Assemblyman Adam Clayton Powell IV, who lost his re-match with Congressman Charlie Rangel in September by over 25 points, said that he thought censure was appropriate punishment for the longtime Harlem pol.
“In all fairness, that’s the right punishment,” he said. “This will probably color his legacy because it happened at the end of his career.”
Powell said that he had not yet lined up a post-Assembly life for himself, but that he hoped to stay involved in East Harlem. He sounded disinclined to challenge Rangel again if the congressman decides to seek re-election in 2012.
“Whenever Congressman Rangel decides to quit I would be interested in running,” he said, adding that right now Rangel is still “pretty tough to beat.”
Powell challenged Rangel in 1994 and lost by 25 points. He said the congressman should not step down before the next election.

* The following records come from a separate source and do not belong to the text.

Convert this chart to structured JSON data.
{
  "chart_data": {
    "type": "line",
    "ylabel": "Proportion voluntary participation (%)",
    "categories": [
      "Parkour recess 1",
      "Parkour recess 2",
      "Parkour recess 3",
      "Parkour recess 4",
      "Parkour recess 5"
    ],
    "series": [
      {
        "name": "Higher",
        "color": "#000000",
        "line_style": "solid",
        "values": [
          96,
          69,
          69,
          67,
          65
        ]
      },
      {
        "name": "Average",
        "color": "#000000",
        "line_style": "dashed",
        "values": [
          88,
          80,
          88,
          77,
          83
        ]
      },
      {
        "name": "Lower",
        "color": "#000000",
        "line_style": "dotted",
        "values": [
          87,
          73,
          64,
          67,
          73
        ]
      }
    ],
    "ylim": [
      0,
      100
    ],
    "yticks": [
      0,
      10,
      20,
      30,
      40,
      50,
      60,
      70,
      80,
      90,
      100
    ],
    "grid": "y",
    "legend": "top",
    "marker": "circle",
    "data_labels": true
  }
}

“His community re-elected him. He has every right to stay there as long as he wants,” he said. “If he resigns it will look worse.”
Of course, Powell has good reason for taking this line. If Rangel were to step down, a committee on vacancies would in essence pick a successor, and Powell has never been a Rangel favorite. During the campaign, the congressman said of his rival, “I think God has really blessed him with his dad’s good’s looks, his dad’s name, and then God gave up on him.”
Powell did however have harsh words for the Harlem politicos who rallied for Rangel on Sunday.
“They are looking like a bunch of fools to be honest with you,” he said. “Congressman Rangel violated certain ethical rules. It’s not a matter of opinion.”